Updated Mar.14,2006 17:02 KST

New U.S. Case of Mad Cow Could Halt Imports
Korea may have to halt the resumption of beef imports from the U.S. after the U.S. Agriculture Department announced on Monday that a cow at an Alabama farm tested positive for mad cow disease or bovine spongiform encephalopathy (BSE). The department's chief veterinarian said the afflicted animal was a beef cow but stressed it hadn't entered the food chain.
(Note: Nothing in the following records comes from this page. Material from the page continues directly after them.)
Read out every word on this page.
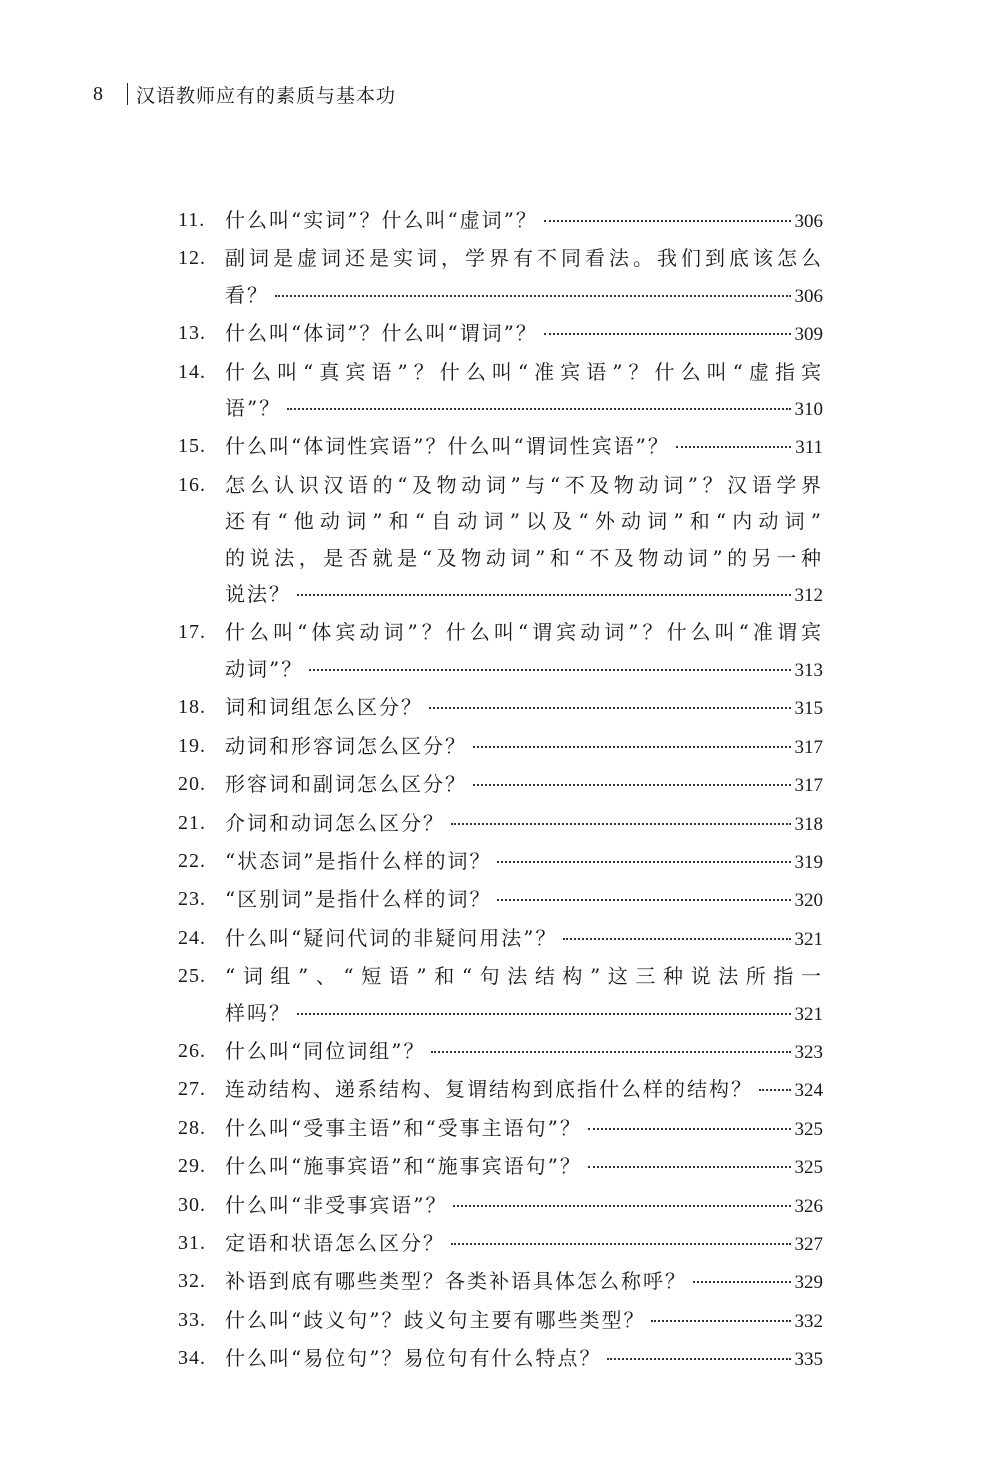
8	汉语教师应有的素质与基本功
11. 什么叫“实词”？什么叫“虚词”？	306
12. 副词是虚词还是实词，学界有不同看法。我们到底该怎么
看？	306
13. 什么叫“体词”？什么叫“谓词”？	309
14. 什么叫“真宾语”？什么叫“准宾语”？什么叫“虚指宾
语”？	310
15. 什么叫“体词性宾语”？什么叫“谓词性宾语”？	311
16. 怎么认识汉语的“及物动词”与“不及物动词”？汉语学界
还有“他动词”和“自动词”以及“外动词”和“内动词”
的说法，是否就是“及物动词”和“不及物动词”的另一种
说法？	312
17. 什么叫“体宾动词”？什么叫“谓宾动词”？什么叫“准谓宾
动词”？	313
18. 词和词组怎么区分？	315
19. 动词和形容词怎么区分？	317
20. 形容词和副词怎么区分？	317
21. 介词和动词怎么区分？	318
22. “状态词”是指什么样的词？	319
23. “区别词”是指什么样的词？	320
24. 什么叫“疑问代词的非疑问用法”？	321
25. “词组”、“短语”和“句法结构”这三种说法所指一
样吗？	321
26. 什么叫“同位词组”？	323
27. 连动结构、递系结构、复谓结构到底指什么样的结构？ 324
28. 什么叫“受事主语”和“受事主语句”？	325
29. 什么叫“施事宾语”和“施事宾语句”？	325
30. 什么叫“非受事宾语”？	326
31. 定语和状语怎么区分？	327
32. 补语到底有哪些类型？各类补语具体怎么称呼？	329
33. 什么叫“歧义句”？歧义句主要有哪些类型？	332
34. 什么叫“易位句”？易位句有什么特点？	335
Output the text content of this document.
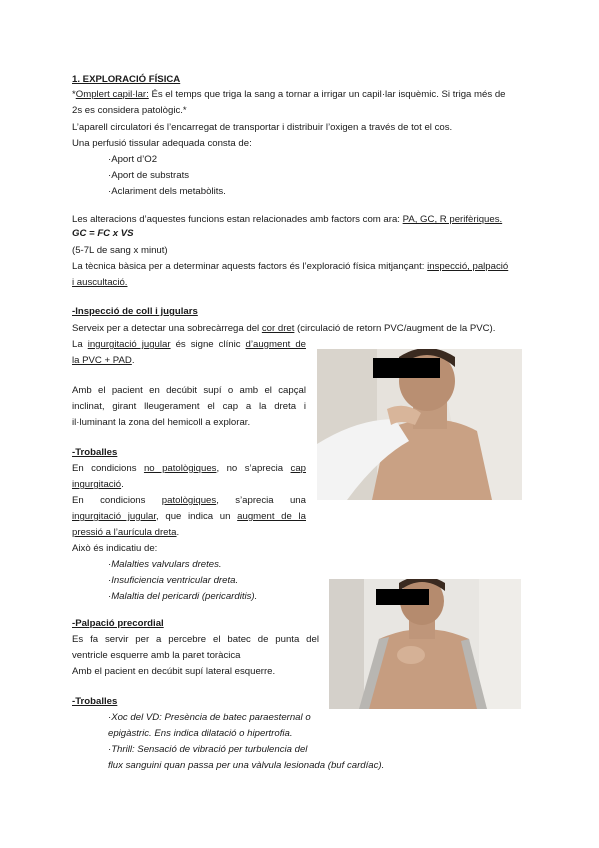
1. EXPLORACIÓ FÍSICA
*Omplert capil·lar: És el temps que triga la sang a tornar a irrigar un capil·lar isquèmic. Si triga més de
2s es considera patològic.*
L’aparell circulatori és l’encarregat de transportar i distribuir l’oxigen a través de tot el cos.
Una perfusió tissular adequada consta de:
·Aport d’O2
·Aport de substrats
·Aclariment dels metabòlits.
Les alteracions d’aquestes funcions estan relacionades amb factors com ara: PA, GC, R perifèriques.
GC = FC x VS
(5-7L de sang x minut)
La tècnica bàsica per a determinar aquests factors és l’exploració física mitjançant: inspecció, palpació
i auscultació.
-Inspecció de coll i jugulars
Serveix per a detectar una sobrecàrrega del cor dret (circulació de retorn PVC/augment de la PVC).
La ingurgitació jugular és signe clínic d’augment de
la PVC + PAD.
Amb el pacient en decúbit supí o amb el capçal
inclinat, girant lleugerament el cap a la dreta i
il·luminant la zona del hemicoll a explorar.
-Troballes
En condicions no patològiques, no s’aprecia cap
ingurgitació.
En condicions patològiques, s’aprecia una
ingurgitació jugular, que indica un augment de la
pressió a l’aurícula dreta.
Això és indicatiu de:
·Malalties valvulars dretes.
·Insuficiencia ventricular dreta.
·Malaltia del pericardi (pericarditis).
-Palpació precordial
Es fa servir per a percebre el batec de punta del
ventricle esquerre amb la paret toràcica
Amb el pacient en decúbit supí lateral esquerre.
-Troballes
·Xoc del VD: Presència de batec paraesternal o
epigàstric. Ens indica dilatació o hipertrofia.
·Thrill: Sensació de vibració per turbulencia del
flux sanguini quan passa per una vàlvula lesionada (buf cardíac).
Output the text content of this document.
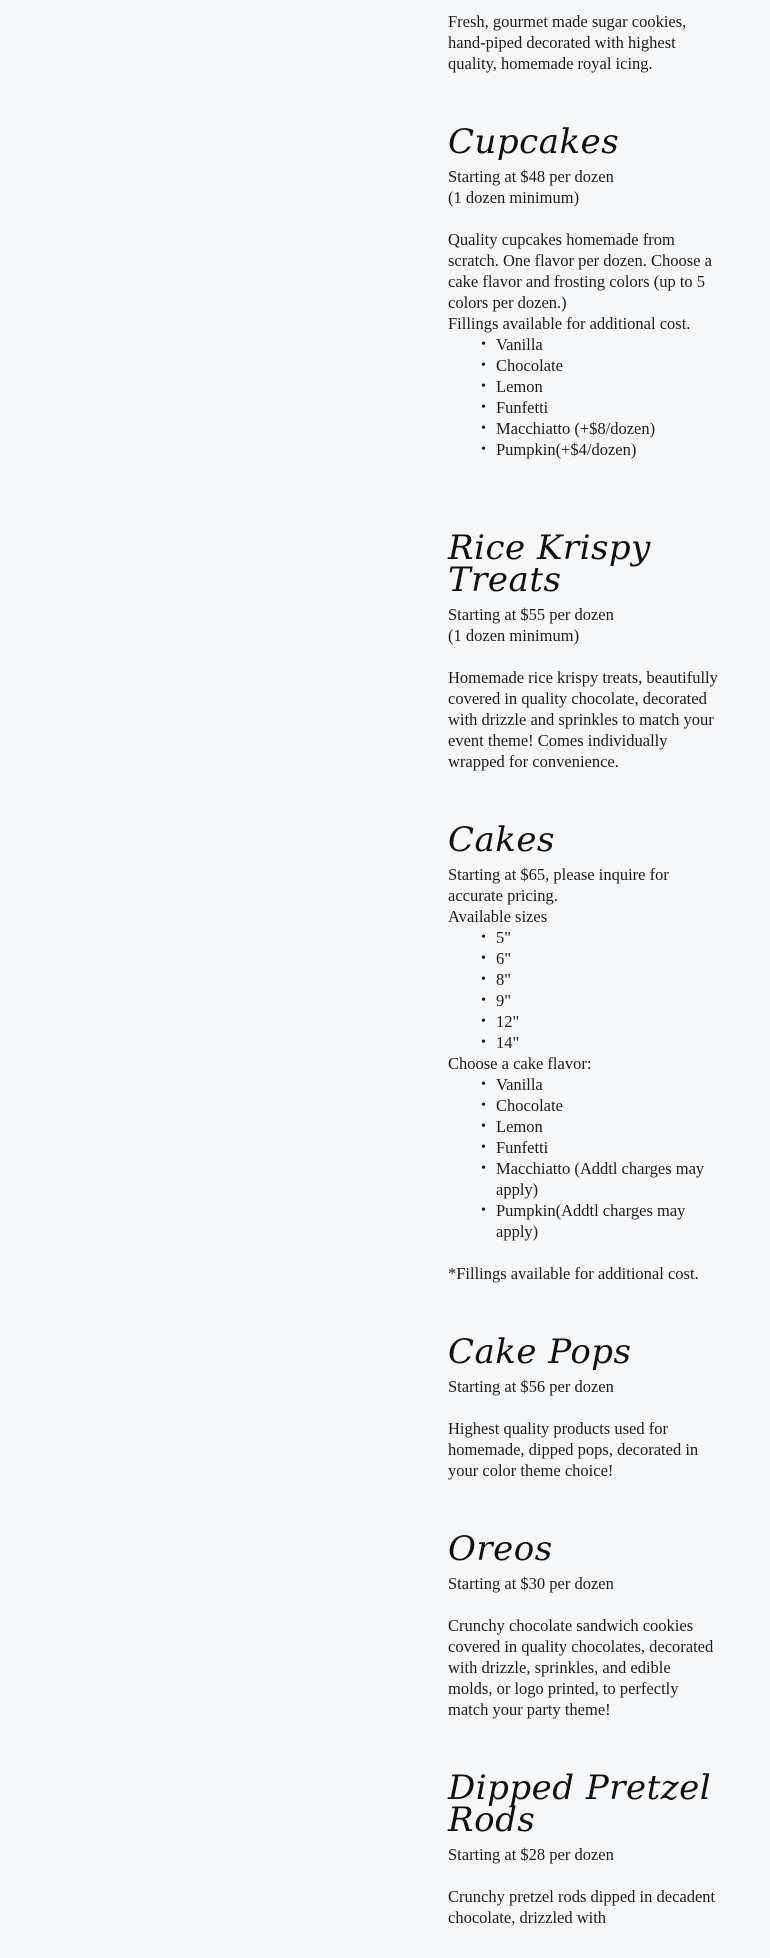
Fresh, gourmet made sugar cookies, hand-piped decorated with highest quality, homemade royal icing.

Cupcakes

Starting at $48 per dozen

(1 dozen minimum)

Quality cupcakes homemade from scratch. One flavor per dozen. Choose a cake flavor and frosting colors (up to 5 colors per dozen.)

Fillings available for additional cost.

• Vanilla
• Chocolate
• Lemon
• Funfetti
• Macchiatto (+$8/dozen)
• Pumpkin(+$4/dozen)
Rice Krispy Treats

Starting at $55 per dozen

(1 dozen minimum)

Homemade rice krispy treats, beautifully covered in quality chocolate, decorated with drizzle and sprinkles to match your event theme! Comes individually wrapped for convenience.

Cakes

Starting at $65, please inquire for accurate pricing.

Available sizes

• 5"
• 6"
• 8"
• 9"
• 12"
• 14"

Choose a cake flavor:

• Vanilla
• Chocolate
• Lemon
• Funfetti
• Macchiatto (Addtl charges may apply)
• Pumpkin(Addtl charges may apply)

*Fillings available for additional cost.

Cake Pops

Starting at $56 per dozen

Highest quality products used for homemade, dipped pops, decorated in your color theme choice!

Oreos

Starting at $30 per dozen

Crunchy chocolate sandwich cookies covered in quality chocolates, decorated with drizzle, sprinkles, and edible molds, or logo printed, to perfectly match your party theme!

Dipped Pretzel Rods

Starting at $28 per dozen

Crunchy pretzel rods dipped in decadent chocolate, drizzled with
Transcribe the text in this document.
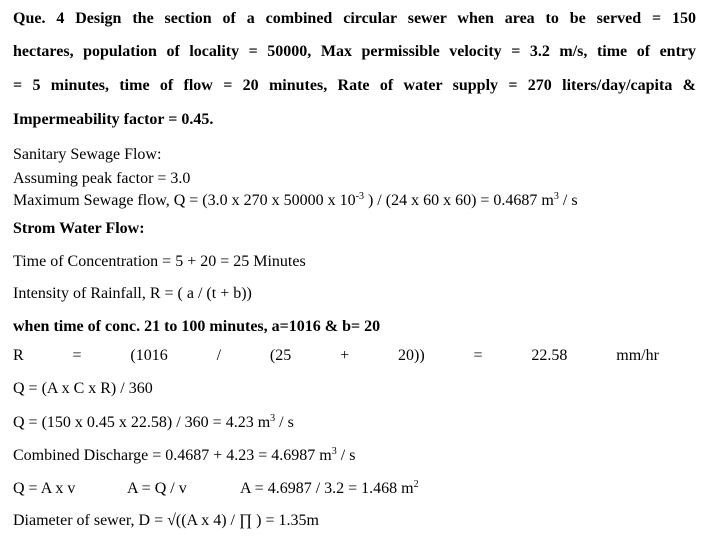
Que. 4 Design the section of a combined circular sewer when area to be served = 150
hectares, population of locality = 50000, Max permissible velocity = 3.2 m/s, time of entry
= 5 minutes, time of flow = 20 minutes, Rate of water supply = 270 liters/day/capita &
Impermeability factor = 0.45.
Sanitary Sewage Flow:
Assuming peak factor = 3.0
Maximum Sewage flow, Q = (3.0 x 270 x 50000 x $10^{-3}$ ) / (24 x 60 x 60) = 0.4687 $m^3$ / s
Strom Water Flow:
Time of Concentration = 5 + 20 = 25 Minutes
Intensity of Rainfall, R = ( a / (t + b))
when time of conc. 21 to 100 minutes, a=1016 & b= 20
R	=	(1016	/	(25	+	20))	=	22.58	mm/hr
Q = (A x C x R) / 360
Q = (150 x 0.45 x 22.58) / 360 = 4.23 $m^3$ / s
Combined Discharge = 0.4687 + 4.23 = 4.6987 $m^3$ / s
Q = A x v	A = Q / v	A = 4.6987 / 3.2 = 1.468 $m^2$
Diameter of sewer, D = √((A x 4) / ∏ ) = 1.35m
The latest discovery is the third confirmed case in the U.S. in 27 months. BSE is a neurodegenerative disease, fatal to cows and humans, that is spread by a type of protein. The brain disease is believed to be transmitted by cattle feed contaminated with livestock remains, a practice the U.S. government has banned since 1997.

Korea had agreed to partially lift a ban on U.S. beef and was planning to resume imports as early as this month but may now indefinitely halt such plans. The import ban was implemented in late 2003.

The Agriculture and Forestry Ministry is closely monitoring the latest outbreak. The animal that contracted BSE, U.S. investigators say, appears to be at least 10 years old. The age of the cow has an ominous significance for Korea because it agreed to block U.S. beef imports only when the disease is detected in cattle born after April 1998.

Some U.S. veterinary experts have raised concerns that this may not be an isolated case and that additional cows may likely have shared the same contaminated feed.